Members of the league's Glendale chapter spent months collecting the thousands of items in more than 125 mother-daughter teams. Each team was charged with donating 30 items or more to the event. On the floor were 140 moms and 60 Ticktocker daughters—all at the ready to help customers and encourage sales.

League President Shelly Weitzel welcomed more than 650 adults and a scattering of children during the five-hour Sellabration. According to League Vice President Cindy Budzyn, more than 40% of the merchandise was sold by 1 p.m. At about that time, the used books were being pushed by Ticktocker daughter volunteers, who handed out grocery sacks. Book worms were encouraged to fill their sacks to the brim with hardcover and paperback books. Each stuffed sack sold for $5. This columnist bought more than her share.
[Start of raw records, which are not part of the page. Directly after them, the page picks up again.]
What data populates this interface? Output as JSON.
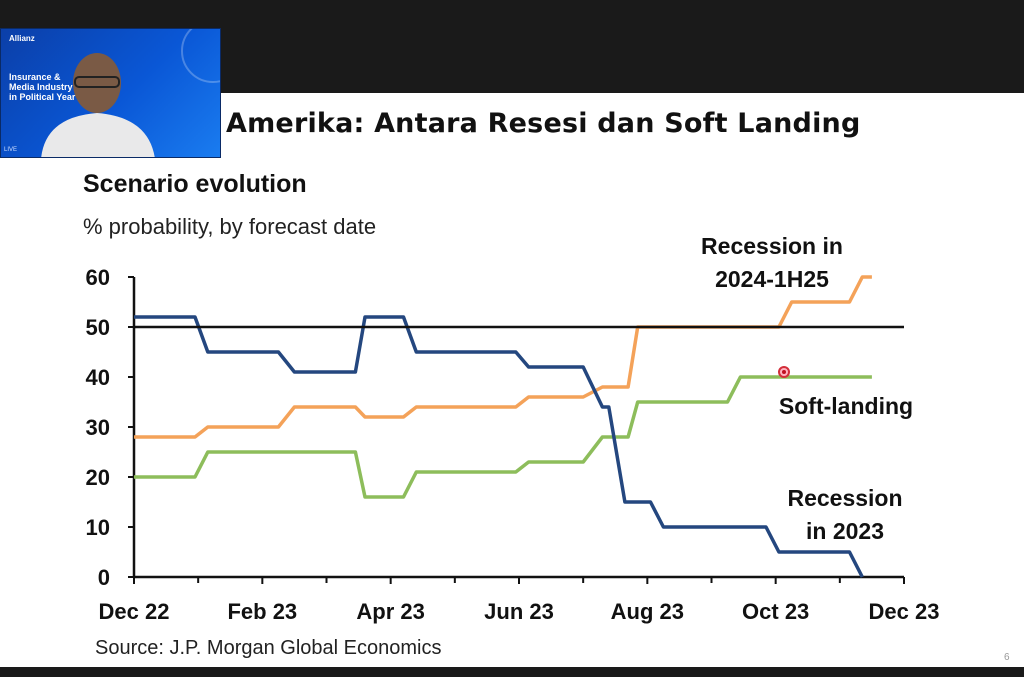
{
  "slide": {
    "title": "Amerika: Antara Resesi dan Soft Landing",
    "page_number": "6"
  },
  "webcam": {
    "brand": "Allianz",
    "event_heading": "Insurance &\nMedia Industry\nin Political Year",
    "live_label": "LIVE"
  },
  "chart_data": {
    "type": "line",
    "title": "Scenario evolution",
    "subtitle": "% probability, by forecast date",
    "source": "Source: J.P. Morgan Global Economics",
    "ylim": [
      0,
      60
    ],
    "yticks": [
      0,
      10,
      20,
      30,
      40,
      50,
      60
    ],
    "xlim": [
      0,
      12
    ],
    "xtick_labels": [
      "Dec 22",
      "Feb 23",
      "Apr 23",
      "Jun 23",
      "Aug 23",
      "Oct 23",
      "Dec 23"
    ],
    "reference_line": 50,
    "grid": false,
    "series": [
      {
        "name": "Recession in 2023",
        "color": "#24477f",
        "x": [
          0,
          0.95,
          1.15,
          2.25,
          2.5,
          3.45,
          3.6,
          4.2,
          4.4,
          5.95,
          6.15,
          7.0,
          7.3,
          7.4,
          7.65,
          8.05,
          8.25,
          8.85,
          9.0,
          9.85,
          10.05,
          11.15,
          11.35
        ],
        "y": [
          52,
          52,
          45,
          45,
          41,
          41,
          52,
          52,
          45,
          45,
          42,
          42,
          34,
          34,
          15,
          15,
          10,
          10,
          10,
          10,
          5,
          5,
          0
        ]
      },
      {
        "name": "Recession in 2024-1H25",
        "color": "#f4a259",
        "x": [
          0,
          0.95,
          1.15,
          2.25,
          2.5,
          3.45,
          3.6,
          4.2,
          4.4,
          5.95,
          6.15,
          7.0,
          7.3,
          7.7,
          7.85,
          10.05,
          10.25,
          11.15,
          11.35,
          11.5
        ],
        "y": [
          28,
          28,
          30,
          30,
          34,
          34,
          32,
          32,
          34,
          34,
          36,
          36,
          38,
          38,
          50,
          50,
          55,
          55,
          60,
          60
        ],
        "hidden_ranges": [
          [
            38,
            50
          ],
          [
            8.05,
            9.9
          ]
        ]
      },
      {
        "name": "Soft-landing",
        "color": "#8dbd5b",
        "x": [
          0,
          0.95,
          1.15,
          3.45,
          3.6,
          4.2,
          4.4,
          5.95,
          6.15,
          7.0,
          7.3,
          7.7,
          7.85,
          9.25,
          9.45,
          11.5
        ],
        "y": [
          20,
          20,
          25,
          25,
          16,
          16,
          21,
          21,
          23,
          23,
          28,
          28,
          35,
          35,
          40,
          40
        ]
      }
    ],
    "annotations": [
      {
        "text": "Recession in",
        "line2": "2024-1H25"
      },
      {
        "text": "Soft-landing",
        "line2": ""
      },
      {
        "text": "Recession",
        "line2": "in 2023"
      }
    ]
  }
}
Local companies also donated merchandise. The most popular came from Vons, and Nestle USA in Glendale and Tender Treasures and Andersen's Pet Shop in Montrose.

Sellabration Co-Chairmen Hilary Gregg and Jodi Cassutt estimated that between Friday's set up and Saturday's sale, more than 840 woman-hours had been donated. They also estimated that proceeds may total between $10,000 and $15,000.

At the 2 p.m. closing, Salvation Army trucks had already pulled up to gather up what was left of the merchandise. It would go to the six Salvation Army stores in Glendale and Pasadena. Left over board games and children's books were headed to Edison Elementary School on-site.

Charity Leaguers are already planning next year's Sellabration. Don't miss it.

Daley leads tribute to the memory of Bob Hope

A small contingent of Glendale residents headed out to Vitello's Jazz & Supper Club in Studio City on Wednesday. The headliner was singer-actress Jan Daley, whose "Where There's Hope" theme was a tribute to the love songs from the late comedian Bob Hope's movies and entertainment tours for U.S. soldiers in Vietnam with a young Daley.

The show was a one-night-only occasion. Those who wouldn't miss it from Glendale—all Daley and Hope fans—included Cecelia Walker, Greg Simms, Rich LaMont and recent Glendale resident Joseph Dammann.

The audience of friends, music critics and local DJ's, including Wink Martindale and Johnny Magnus, agreed this was the night to say, "Thanks for the memories."